Veintiuno y diez. Me fijo

Los muertos están muertos.
Muertos y agujereados como simples colmenas.
Ni siquiera las manos le transpiran.
Son otros, son -quiero decir- los vivos los que hablamos.
Los que mentamos un nombre en las aceras,
y nos hacemos cómplices del agua
que pasa entre sus huesos humillada.
Pero los muertos, los muertos están muertos.
Tranquilos, y bien aclimatados al silencio que no los desespera.
Los muertos se olvidaron de sus ganas.
Y los otros -quiero decir- seguimos, meramente de novios,
de compinches, de jefes o almas buenas.
Nos cambiamos de acera y vestimenta.
Nos tocamos las manos o los hombros, nos besamos los ojos
y seguimos, seguimos murmurando de nuevo en otra acera,
meneando como loros borrachos las cabezas cansadas,
tropezando volteados cual hormigas contentas de sus días.

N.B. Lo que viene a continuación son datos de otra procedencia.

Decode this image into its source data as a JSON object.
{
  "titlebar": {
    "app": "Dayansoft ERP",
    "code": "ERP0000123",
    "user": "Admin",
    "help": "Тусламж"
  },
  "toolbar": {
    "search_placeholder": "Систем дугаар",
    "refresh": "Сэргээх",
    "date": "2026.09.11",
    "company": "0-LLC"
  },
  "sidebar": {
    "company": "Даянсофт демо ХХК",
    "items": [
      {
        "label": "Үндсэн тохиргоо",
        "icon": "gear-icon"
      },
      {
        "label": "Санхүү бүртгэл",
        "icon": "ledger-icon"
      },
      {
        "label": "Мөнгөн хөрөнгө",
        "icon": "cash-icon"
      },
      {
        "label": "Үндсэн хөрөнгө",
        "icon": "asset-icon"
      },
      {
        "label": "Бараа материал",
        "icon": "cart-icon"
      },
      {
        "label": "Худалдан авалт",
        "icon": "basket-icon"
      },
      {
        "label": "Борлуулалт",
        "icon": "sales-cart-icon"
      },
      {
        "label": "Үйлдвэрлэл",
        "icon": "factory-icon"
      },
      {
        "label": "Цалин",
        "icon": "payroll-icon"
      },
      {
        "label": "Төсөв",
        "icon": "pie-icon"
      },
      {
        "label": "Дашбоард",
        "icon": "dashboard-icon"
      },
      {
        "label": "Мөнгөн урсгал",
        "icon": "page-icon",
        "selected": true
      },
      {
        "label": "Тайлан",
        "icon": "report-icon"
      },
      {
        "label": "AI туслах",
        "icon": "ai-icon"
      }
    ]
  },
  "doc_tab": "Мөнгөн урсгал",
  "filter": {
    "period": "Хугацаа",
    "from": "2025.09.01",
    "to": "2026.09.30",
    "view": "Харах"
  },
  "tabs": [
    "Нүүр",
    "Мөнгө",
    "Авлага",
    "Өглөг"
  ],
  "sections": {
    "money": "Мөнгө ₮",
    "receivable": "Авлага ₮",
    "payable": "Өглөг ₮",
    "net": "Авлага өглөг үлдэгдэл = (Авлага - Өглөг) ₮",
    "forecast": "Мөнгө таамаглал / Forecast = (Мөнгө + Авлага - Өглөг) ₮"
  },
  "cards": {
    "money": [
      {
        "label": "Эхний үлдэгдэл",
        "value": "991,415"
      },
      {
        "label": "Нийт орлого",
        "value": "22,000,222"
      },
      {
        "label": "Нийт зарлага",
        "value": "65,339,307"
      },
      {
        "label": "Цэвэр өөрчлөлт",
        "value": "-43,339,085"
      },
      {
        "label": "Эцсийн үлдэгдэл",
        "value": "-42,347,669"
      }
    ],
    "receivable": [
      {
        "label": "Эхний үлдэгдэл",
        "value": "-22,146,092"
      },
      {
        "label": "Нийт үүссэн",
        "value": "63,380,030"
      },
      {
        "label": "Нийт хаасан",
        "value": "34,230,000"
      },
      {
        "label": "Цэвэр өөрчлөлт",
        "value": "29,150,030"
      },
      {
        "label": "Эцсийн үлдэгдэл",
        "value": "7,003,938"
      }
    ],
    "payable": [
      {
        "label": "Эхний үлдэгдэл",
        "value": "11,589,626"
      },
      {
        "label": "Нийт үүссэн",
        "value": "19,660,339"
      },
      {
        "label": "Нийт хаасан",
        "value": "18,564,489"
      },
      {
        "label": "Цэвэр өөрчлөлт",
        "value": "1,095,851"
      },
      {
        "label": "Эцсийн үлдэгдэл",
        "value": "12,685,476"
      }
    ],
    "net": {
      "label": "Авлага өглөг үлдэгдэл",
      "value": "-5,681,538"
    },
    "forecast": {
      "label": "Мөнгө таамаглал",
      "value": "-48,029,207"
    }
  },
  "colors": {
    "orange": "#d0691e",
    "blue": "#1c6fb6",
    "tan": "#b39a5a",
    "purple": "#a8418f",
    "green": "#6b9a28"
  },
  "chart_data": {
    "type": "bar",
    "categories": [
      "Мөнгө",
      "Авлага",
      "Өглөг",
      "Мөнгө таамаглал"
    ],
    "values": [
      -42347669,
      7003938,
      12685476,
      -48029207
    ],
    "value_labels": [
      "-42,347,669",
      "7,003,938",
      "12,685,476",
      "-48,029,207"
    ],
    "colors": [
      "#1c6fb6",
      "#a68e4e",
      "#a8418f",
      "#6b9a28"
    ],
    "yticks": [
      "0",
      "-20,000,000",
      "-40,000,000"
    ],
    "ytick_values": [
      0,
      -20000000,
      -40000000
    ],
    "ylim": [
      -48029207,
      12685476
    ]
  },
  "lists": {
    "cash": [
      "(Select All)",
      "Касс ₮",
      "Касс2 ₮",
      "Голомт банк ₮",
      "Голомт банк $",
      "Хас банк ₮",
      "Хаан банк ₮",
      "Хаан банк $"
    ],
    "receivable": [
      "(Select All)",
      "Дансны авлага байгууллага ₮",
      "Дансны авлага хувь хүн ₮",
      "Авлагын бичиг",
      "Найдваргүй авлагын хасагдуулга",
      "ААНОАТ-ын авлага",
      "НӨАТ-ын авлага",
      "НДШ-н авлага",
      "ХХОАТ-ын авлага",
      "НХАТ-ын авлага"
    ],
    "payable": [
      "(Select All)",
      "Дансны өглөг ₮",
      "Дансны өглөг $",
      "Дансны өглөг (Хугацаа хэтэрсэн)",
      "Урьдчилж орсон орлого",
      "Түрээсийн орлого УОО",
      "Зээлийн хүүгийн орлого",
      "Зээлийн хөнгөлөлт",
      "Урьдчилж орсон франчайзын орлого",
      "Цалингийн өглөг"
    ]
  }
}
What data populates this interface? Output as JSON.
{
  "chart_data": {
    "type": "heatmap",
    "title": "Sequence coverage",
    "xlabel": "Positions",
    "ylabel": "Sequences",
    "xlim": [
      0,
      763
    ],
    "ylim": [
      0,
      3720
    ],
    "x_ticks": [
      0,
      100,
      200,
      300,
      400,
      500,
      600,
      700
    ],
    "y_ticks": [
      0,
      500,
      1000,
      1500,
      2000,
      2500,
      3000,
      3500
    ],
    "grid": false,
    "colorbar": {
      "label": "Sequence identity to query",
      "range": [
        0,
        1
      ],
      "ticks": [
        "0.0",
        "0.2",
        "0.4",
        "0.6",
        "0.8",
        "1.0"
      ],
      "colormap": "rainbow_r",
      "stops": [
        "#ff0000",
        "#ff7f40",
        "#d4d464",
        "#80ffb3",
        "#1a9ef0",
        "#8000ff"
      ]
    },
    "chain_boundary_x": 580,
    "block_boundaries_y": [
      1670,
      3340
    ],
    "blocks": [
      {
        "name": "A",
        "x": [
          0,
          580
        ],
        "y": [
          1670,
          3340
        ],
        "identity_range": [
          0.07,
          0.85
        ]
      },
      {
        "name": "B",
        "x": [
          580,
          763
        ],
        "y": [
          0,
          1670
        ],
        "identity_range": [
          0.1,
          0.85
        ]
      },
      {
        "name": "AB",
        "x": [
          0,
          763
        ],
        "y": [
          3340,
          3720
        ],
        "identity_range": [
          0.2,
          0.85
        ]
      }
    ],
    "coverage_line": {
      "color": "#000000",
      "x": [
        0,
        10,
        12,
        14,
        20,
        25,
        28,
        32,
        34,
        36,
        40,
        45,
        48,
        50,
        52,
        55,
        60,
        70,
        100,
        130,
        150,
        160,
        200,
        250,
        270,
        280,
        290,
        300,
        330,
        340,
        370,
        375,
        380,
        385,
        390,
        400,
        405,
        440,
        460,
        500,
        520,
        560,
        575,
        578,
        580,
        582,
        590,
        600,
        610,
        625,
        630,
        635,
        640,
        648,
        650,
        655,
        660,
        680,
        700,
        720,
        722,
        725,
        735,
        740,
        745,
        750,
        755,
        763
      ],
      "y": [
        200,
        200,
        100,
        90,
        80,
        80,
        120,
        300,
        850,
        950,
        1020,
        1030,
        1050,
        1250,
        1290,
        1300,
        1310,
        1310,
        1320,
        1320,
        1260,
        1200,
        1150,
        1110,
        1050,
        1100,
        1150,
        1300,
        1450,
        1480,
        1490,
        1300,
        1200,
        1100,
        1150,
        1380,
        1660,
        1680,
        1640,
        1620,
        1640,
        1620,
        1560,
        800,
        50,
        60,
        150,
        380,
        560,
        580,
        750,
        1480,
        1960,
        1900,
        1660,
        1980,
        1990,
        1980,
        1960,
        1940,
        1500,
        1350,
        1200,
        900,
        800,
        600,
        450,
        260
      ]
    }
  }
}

Mientras los muertos siguen su tumulto a solas.
Atorados de oficios o percances, bien o mal o a deshora
se encontraron con el silencio aquel que los ha mordido.
Los otros escuchamos renuentes las campanas: dón-de es-tán?
Ya se sabe cómo abriremos luego el fósforo
para el antepenúltimo cigarro de la última congoja.
Y volvemos ay -quiero decir- volvemos de nuevo a las aceras
a engordar los saludos, las prisas y los ruegos.

A poco se nos gasta el rumor.
El impulso se nos hace de pronto
el puñadito de sal que quiere la vecina.
Y el murmullo incesante de las horas se vuelve,
se vuelve -quiero decir- se ha vuelto
esa sorda colilla que un pisotón apaga.